$ℓ_1$ based sparse regularization plays a central role in compressive sensing
and image processing. In this paper, we propose $ℓ_1$DecNet, as an unfolded network
derived from a variational decomposition model, which incorporates $ℓ_1$ related sparse
regularizations and is solved by a non-standard scaled alternating direction method
of multipliers. $ℓ_1$DecNet effectively separates a spatially sparse feature and a learned
spatially dense feature from an input image, and thus helps the subsequent spatially
sparse feature related operations.

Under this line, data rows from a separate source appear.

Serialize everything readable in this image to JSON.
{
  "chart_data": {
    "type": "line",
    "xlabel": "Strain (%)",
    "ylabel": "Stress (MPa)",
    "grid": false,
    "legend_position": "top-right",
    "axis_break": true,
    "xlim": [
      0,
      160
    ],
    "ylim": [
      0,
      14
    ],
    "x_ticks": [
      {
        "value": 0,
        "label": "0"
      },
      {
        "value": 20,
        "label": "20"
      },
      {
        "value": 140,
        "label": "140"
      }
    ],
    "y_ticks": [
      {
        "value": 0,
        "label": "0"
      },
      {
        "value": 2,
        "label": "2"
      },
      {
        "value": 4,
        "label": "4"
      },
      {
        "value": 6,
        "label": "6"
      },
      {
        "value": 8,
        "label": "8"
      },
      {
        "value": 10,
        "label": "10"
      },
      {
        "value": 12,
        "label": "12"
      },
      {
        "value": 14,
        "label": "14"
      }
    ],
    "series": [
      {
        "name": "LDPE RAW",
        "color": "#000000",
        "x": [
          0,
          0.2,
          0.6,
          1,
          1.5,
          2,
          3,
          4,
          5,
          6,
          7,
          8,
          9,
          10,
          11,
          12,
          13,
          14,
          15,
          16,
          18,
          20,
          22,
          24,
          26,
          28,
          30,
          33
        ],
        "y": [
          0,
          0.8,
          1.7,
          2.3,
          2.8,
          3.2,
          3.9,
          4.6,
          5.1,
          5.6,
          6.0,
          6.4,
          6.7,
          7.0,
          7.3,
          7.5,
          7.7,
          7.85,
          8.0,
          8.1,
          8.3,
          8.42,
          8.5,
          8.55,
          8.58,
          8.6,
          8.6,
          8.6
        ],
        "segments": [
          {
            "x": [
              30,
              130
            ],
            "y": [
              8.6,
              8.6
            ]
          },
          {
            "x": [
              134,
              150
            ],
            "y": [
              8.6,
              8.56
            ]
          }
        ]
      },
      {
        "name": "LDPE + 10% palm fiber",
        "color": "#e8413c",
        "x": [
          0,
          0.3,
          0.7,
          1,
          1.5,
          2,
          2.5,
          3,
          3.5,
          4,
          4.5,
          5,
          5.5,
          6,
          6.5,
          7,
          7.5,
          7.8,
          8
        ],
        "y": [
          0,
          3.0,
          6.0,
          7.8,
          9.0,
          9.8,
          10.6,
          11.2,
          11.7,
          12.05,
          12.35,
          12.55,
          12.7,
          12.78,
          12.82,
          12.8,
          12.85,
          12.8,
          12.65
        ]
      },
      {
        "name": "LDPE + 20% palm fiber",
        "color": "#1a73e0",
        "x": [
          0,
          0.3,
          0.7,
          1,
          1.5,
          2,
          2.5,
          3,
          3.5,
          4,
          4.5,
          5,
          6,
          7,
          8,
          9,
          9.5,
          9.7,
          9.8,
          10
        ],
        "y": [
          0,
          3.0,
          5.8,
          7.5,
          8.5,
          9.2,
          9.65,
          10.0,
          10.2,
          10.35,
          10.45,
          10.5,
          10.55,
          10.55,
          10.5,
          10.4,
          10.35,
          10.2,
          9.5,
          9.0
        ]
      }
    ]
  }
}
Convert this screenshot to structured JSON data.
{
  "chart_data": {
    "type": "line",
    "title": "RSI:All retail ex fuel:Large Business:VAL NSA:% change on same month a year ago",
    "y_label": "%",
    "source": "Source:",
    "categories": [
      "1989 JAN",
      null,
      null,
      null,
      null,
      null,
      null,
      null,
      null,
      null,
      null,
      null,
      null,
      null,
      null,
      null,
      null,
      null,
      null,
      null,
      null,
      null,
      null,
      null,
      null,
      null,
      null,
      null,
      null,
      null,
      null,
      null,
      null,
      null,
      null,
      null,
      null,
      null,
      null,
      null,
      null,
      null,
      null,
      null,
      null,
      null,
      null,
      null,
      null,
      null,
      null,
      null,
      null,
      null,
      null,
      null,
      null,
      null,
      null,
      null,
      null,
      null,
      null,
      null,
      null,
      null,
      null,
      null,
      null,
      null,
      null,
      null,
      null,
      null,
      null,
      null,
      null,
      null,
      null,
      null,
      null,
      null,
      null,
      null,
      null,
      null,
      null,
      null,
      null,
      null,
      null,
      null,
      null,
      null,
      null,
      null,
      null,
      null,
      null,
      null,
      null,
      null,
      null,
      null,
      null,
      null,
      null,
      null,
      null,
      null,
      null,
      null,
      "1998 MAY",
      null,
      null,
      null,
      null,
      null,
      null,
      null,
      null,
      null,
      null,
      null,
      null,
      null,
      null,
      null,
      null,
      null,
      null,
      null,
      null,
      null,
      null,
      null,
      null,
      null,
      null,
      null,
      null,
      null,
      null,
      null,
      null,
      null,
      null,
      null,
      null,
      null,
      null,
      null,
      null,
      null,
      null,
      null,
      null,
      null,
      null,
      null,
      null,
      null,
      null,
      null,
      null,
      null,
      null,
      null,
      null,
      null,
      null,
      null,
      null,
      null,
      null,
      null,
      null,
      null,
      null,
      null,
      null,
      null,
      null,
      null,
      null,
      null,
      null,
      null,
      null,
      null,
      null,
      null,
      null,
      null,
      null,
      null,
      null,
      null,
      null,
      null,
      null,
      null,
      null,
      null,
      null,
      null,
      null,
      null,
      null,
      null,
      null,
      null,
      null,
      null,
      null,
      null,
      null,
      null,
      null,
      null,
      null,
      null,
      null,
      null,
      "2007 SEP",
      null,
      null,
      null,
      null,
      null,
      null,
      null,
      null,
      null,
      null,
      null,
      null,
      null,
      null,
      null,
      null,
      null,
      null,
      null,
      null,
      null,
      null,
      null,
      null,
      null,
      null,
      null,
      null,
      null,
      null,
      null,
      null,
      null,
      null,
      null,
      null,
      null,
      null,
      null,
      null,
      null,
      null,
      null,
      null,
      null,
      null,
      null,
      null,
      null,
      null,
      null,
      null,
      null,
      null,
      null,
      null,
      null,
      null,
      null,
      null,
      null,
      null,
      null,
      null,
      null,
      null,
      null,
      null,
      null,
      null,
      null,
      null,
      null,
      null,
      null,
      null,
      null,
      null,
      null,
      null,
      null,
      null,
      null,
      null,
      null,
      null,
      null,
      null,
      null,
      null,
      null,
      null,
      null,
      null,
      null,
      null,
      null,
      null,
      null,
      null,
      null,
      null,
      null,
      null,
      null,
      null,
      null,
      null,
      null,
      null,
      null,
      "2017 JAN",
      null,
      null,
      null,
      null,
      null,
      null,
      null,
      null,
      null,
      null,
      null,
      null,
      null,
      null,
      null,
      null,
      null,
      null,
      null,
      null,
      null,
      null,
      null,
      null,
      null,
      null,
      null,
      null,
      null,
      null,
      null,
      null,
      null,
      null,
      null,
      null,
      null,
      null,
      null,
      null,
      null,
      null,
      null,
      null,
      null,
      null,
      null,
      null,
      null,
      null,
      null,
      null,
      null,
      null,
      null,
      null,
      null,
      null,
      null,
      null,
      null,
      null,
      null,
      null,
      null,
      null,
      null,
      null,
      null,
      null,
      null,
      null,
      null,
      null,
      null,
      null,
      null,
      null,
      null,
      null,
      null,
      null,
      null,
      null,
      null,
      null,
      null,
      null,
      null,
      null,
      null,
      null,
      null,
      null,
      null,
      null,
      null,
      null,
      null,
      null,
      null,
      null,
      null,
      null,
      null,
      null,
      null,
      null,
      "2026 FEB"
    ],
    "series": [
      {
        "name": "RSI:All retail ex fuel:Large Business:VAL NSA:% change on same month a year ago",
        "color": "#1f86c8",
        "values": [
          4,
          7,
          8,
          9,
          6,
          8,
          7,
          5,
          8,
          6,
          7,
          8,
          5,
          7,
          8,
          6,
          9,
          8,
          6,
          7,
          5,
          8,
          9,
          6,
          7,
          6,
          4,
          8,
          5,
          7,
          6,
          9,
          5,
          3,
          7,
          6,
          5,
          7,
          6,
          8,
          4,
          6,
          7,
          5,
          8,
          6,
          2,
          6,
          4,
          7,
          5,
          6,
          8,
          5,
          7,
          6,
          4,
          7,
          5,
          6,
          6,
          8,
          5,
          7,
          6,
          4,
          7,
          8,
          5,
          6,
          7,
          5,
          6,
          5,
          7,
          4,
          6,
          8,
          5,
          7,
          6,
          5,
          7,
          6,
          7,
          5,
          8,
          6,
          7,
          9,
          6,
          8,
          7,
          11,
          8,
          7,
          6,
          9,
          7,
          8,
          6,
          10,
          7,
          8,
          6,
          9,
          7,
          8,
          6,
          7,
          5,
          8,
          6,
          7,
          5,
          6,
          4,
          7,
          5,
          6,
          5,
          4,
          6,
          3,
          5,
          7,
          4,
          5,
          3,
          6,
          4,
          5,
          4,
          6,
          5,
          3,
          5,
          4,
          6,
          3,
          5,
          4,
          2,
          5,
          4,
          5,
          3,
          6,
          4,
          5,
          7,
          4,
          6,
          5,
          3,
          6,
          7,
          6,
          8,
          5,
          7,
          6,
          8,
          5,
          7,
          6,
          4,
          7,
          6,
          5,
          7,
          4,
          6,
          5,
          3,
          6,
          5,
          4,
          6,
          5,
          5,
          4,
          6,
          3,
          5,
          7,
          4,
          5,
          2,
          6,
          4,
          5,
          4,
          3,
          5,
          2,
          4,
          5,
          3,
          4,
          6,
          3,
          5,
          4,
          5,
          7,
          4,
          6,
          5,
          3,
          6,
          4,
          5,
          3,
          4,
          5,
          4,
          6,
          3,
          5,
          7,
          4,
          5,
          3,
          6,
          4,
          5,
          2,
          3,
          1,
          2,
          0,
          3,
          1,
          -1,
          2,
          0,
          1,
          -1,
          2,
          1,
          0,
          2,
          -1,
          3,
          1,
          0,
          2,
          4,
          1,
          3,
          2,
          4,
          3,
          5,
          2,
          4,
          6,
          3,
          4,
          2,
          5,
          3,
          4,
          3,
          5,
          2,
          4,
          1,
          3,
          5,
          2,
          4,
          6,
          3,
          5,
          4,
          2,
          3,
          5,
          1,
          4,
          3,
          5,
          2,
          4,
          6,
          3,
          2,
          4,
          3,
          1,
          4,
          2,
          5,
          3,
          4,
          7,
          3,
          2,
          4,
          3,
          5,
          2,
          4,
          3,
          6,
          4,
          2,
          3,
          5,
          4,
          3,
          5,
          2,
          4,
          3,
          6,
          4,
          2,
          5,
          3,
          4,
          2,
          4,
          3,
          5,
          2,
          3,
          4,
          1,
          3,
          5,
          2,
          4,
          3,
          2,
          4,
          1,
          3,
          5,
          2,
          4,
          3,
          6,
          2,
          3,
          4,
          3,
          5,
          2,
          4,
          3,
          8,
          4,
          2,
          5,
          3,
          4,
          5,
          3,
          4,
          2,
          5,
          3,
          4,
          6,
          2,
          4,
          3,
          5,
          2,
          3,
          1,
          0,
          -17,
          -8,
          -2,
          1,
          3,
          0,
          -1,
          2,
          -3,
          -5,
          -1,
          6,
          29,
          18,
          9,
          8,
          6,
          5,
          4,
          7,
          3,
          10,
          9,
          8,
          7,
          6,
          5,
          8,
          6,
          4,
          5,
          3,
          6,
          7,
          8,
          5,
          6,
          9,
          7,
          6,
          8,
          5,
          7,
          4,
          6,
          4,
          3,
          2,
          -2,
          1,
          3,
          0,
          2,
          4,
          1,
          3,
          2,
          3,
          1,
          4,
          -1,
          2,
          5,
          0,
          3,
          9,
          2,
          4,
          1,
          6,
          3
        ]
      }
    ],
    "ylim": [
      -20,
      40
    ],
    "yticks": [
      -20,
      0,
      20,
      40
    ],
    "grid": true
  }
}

Based on this, we develop $ℓ_1$DecNet+, a learnable architecture framework consisting of our $ℓ_1$DecNet and a segmentation module which operates over extracted sparse features instead of original images. This architecture combines well the benefits of mathematical modeling and data-driven approaches. To our best knowledge, this is the first study to incorporate mathematical
image prior into feature extraction in segmentation network structures. Moreover, our $ℓ_1$DecNet+ framework can be easily extended to 3D case. We evaluate the effectiveness of $ℓ_1$DecNet+ on two commonly encountered sparse segmentation tasks: retinal
vessel segmentation in medical image processing and pavement crack detection in industrial abnormality identification. Experimental results on different datasets demonstrate that, our $ℓ_1$DecNet+ architecture with various lightweight segmentation modules can achieve equal or better performance than their enlarged versions respectively.
This leads to especially practical advantages on resource-limited devices.